Saturday, 2 January 2010

Efficient regulation

An obvious point about the world is that there is a hell of a lot of regulation out there. Why? Regulation of economic activity is ubiquitous around the world, there must be a reason for it. In a new paper Harvard economist Andrei Shleifer looks for this reason.
To a student of traditional Pigouvian (1938) welfare economics, such an extent of government regulation makes perfect sense. Markets fail, a Pigouvian would say, because of externalities, asymmetric information, and lack of competition, and governments need to regulate them to counter these failures. Regulation is ubiquitous because market failures are.
Such a view however has come under attack since, at least, Coase (1960).
This tradition holds that competition is merciless in driving firms toward efficiency, that markets exhibit tremendous ingenuity in dealing with potential failures, that contracts enforced by courts get around most externalities, and that even when for some reason contracts do not take care of all harmful conduct, tort law addresses most of the rest. The space left for efficient regulation is then very limited. From the efficiency perspective, the ubiquity of regulation is puzzling.
But the problem may be deeper than even Coase suggests.
In fact, it is even more puzzling than Coasian logic would suggest. In Coase’s view, contracts are a substitute for regulation. If potential externalities can be contracted around, no regulation is necessary. Yet, contrary to this prediction, we see extensive government regulation of contracts themselves. [...] The fact that contracting itself is so heavily regulated severely undermines both the Pigouvian and the Coasian theories of regulation.
For the Pigouvian tradition
The Pigouvian theory is undermined because market failures or information asymmetries do not seem to be necessary for regulation, yet those are seen by the theory as the prerequisites for government intervention.
As for the Coaseian
The Coasian position is undermined because free contracts are expected to remedy market failures and eliminate the need for regulation, yet regulation often intervenes in and restricts contracts themselves, including contracts with no third party effects.
Thus we see that the puzzle of ubiquitous regulation remains.
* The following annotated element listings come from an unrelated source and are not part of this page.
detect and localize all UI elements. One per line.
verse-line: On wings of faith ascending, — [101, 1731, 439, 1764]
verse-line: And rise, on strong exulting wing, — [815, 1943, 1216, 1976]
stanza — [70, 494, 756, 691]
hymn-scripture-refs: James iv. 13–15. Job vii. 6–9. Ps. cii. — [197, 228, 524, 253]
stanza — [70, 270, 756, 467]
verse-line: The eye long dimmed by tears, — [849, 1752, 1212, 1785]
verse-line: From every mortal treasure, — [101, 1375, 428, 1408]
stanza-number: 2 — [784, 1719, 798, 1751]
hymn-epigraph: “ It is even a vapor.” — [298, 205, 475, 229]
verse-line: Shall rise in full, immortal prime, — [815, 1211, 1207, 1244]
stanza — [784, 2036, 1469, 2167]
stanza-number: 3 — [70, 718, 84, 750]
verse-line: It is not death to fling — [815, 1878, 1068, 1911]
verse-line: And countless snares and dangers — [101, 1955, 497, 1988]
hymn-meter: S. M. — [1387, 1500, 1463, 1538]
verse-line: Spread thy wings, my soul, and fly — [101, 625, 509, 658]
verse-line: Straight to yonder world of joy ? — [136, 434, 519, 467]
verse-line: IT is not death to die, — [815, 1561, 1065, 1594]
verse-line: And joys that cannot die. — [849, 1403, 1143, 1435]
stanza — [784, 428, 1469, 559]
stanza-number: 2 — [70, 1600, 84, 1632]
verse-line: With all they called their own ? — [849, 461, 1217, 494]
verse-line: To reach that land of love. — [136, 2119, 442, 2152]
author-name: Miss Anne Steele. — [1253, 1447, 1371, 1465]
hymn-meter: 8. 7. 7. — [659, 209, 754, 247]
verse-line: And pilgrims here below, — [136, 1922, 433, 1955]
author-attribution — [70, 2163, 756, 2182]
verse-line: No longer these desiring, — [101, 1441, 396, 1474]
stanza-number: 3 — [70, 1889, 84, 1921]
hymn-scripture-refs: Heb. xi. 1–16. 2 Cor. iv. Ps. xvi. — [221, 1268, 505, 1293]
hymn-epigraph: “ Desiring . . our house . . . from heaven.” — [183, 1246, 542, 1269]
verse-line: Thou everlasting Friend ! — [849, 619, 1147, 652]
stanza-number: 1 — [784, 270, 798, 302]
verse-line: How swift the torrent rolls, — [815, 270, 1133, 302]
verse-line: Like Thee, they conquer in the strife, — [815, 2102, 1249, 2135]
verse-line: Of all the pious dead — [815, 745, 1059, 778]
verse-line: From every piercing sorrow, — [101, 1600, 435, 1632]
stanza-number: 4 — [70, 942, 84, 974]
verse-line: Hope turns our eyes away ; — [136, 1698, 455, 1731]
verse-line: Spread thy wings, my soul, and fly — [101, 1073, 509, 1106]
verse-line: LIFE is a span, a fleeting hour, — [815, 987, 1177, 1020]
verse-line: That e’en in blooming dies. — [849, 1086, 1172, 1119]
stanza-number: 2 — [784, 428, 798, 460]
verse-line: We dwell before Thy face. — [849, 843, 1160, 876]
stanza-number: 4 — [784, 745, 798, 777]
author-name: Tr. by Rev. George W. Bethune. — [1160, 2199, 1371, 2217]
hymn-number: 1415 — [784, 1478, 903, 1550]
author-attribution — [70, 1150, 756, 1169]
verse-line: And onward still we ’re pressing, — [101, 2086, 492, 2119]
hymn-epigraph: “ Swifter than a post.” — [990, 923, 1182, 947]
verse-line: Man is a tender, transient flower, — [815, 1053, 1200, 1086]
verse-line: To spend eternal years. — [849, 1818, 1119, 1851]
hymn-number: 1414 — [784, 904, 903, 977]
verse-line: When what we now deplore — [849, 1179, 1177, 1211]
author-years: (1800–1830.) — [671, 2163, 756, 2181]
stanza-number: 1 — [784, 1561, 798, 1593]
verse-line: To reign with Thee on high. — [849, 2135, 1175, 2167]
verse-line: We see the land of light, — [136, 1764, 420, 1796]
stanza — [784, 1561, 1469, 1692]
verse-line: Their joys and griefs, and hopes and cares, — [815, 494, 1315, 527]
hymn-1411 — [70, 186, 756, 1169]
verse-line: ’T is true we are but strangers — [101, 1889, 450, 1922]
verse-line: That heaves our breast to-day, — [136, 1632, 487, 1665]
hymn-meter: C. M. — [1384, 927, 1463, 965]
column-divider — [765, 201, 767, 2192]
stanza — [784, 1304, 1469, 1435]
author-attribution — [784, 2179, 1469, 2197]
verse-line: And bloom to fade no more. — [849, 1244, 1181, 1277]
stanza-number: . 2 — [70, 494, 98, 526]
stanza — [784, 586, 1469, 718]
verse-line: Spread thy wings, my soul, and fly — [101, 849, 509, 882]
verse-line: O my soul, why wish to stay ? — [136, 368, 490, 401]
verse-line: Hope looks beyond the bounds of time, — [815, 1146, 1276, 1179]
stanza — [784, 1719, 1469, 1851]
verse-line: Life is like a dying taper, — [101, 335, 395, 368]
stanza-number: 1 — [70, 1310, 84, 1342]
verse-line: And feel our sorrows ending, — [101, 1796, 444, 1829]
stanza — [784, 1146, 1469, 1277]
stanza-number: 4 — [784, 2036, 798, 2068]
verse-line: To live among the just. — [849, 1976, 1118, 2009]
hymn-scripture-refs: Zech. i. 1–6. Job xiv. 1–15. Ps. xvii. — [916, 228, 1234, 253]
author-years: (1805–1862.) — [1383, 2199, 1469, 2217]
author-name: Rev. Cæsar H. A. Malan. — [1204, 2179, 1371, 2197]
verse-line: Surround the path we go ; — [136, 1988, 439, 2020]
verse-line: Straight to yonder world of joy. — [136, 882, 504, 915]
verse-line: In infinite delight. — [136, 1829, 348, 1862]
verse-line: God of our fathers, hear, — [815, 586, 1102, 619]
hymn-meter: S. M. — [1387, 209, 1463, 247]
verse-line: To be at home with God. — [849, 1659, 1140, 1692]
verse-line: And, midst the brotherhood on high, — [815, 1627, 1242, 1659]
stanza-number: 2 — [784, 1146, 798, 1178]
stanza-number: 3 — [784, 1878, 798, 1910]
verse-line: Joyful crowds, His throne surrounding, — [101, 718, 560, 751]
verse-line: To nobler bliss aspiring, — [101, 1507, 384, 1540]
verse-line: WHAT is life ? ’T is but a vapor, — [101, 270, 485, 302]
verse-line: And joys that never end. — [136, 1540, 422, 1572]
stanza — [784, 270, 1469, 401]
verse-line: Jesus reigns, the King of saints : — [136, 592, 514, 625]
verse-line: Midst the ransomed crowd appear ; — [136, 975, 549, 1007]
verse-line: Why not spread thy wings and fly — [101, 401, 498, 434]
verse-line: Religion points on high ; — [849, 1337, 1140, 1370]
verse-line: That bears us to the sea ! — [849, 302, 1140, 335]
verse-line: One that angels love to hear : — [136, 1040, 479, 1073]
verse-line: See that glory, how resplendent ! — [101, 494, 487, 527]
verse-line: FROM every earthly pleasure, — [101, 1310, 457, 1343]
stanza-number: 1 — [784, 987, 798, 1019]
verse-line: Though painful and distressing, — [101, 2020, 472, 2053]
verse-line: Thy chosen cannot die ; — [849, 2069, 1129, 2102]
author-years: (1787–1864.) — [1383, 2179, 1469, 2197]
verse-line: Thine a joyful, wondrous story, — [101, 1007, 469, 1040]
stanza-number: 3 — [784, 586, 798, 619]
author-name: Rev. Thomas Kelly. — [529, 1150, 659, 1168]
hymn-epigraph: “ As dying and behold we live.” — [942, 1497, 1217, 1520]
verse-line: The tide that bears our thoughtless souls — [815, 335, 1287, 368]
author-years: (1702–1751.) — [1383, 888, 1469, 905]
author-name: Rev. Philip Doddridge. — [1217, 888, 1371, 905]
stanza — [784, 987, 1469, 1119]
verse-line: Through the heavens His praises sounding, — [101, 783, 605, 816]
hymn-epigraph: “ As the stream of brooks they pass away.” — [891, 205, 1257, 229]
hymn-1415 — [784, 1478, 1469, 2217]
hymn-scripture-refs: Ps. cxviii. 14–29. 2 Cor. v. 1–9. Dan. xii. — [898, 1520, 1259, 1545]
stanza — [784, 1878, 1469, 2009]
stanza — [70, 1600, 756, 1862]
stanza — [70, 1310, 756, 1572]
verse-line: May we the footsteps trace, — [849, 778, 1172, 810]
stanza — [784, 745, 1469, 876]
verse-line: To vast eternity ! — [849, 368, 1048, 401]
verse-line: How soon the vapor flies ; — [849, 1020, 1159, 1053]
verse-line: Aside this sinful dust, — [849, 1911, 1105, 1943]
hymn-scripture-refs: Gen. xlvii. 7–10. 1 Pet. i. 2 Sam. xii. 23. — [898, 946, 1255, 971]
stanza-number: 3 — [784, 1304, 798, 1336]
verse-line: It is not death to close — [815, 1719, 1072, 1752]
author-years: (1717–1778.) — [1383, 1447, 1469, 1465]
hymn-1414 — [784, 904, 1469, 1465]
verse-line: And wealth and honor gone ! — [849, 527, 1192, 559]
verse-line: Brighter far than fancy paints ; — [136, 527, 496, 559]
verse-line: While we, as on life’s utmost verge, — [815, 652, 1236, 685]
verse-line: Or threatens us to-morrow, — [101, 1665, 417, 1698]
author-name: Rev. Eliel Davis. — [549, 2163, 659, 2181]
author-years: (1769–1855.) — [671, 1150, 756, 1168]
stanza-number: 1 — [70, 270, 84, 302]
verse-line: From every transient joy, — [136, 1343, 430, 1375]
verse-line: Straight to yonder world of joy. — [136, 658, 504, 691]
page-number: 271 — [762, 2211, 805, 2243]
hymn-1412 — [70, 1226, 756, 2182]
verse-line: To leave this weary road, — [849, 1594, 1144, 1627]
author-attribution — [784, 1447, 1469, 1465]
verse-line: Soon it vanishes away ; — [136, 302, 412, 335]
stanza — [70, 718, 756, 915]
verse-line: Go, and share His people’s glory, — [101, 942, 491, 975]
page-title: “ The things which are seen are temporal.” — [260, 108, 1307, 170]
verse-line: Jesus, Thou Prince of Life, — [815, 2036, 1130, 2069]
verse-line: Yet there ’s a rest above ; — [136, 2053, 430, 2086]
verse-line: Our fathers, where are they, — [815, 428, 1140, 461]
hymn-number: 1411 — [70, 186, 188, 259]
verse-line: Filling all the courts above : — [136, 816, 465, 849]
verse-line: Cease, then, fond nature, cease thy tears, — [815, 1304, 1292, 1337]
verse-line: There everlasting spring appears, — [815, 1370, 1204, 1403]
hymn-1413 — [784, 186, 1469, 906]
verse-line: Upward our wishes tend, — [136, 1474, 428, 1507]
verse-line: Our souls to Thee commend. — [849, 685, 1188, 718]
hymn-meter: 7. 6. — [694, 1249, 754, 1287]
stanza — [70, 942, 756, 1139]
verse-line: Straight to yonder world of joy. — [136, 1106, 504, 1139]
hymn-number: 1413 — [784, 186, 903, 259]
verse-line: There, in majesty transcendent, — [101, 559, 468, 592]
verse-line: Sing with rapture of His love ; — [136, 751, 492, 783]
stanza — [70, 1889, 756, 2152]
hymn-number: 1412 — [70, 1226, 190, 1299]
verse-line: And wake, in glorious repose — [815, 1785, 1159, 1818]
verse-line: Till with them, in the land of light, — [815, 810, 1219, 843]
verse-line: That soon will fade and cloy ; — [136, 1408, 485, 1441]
In reaction to this many economists would argue that regulation is driven not by efficiency but by politics.
Under the most prominent version of this theory, proposed by Stigler (1971), industries or other interest groups organize and capture the regulators to raise prices, restrict entry, or otherwise benefit the incumbents. Alternatively, regulation is just a popular response to an economic crisis, introduced under public pressure whenever market outcomes are seen as undesirable, regardless of whether there are more efficient solutions.
But there are problems here to.
[...] the political theories are not entirely persuasive, as they fail to come to grips with the fairly obvious facts [...] that regulation is ubiquitous in the richest, most democratic countries, with most benign governments, and seems to support the highest quality of life. Extensive regulation seems to be embraced in nearly all corners of these societies, which seems inconsistent with the view that regulation is inefficient.
So what is Shleifer's response to all of this?
In this paper, I revisit the case for efficient regulation. My basic point is simple. The case against regulation relies on well-functioning courts. Courts are needed both to enforce contracts and to provide remedy for torts, and hence are central to the basic private mechanisms for curing market failures. In so far as courts resolve disputes cheaply, predictably, and impartially, the efficiency case for regulation is difficult to make in most areas. Efficient regulation would be an exception, not the rule. But when litigation is expensive, unpredictable, or biased, the efficiency case for regulation opens up. Contracts accomplish less when their interpretation is unpredictable and their enforcement is expensive. Liability rules would not address market failures if compensation of the victims is vulnerable to the vagaries of courts. In short, the case for efficient regulation rests on the failures of courts.
So regulation is caused not by market failure or government failure but by court failure.

Arnold Kling raises a question,
The question that occurs to me is why regulation is supplied by government rather than by the private sector. If workplace safety regulation is more efficient than a system that relies on competition and contracts enforced by courts, then an entrepreneur could offer to set up a workplace safety standards body and earn fees from market participants for certifying compliance.
He argues that what Shleifer's paper fails to do is explain what determines the choice between private and government regulation. Kling goes on to say,
What I suspect is that government regulation emerges when some firms want to restrict entry from other firms. Regulations that restrict entry are likely to be harder to enforce when they come from the private sector, because the unwanted entrant has little incentive to comply. Only with government coercion can entry-restricting regulations be enforced.

To induce taxpayers to fund any sort of regulation, a broad public interest must be asserted. However, of the universe of regulations that might be given a public interest justification, the ones that will be enacted will be those that serve to protect incumbent firms from new entrants.
This seems a good point to me.

References:
  • Coase, Ronald H. 1960. “The Problem of Social Cost.” Journal of Law and Economics 3: 1-44
  • Pigou, Arthur C. 1938. The Economics of Welfare. 4th ed. London: Macmillan and Co.
  • Stigler, George J. 1971. “The Theory of Economic Regulation.” Bell Journal of Economics and Management Science 2(1): 3-21.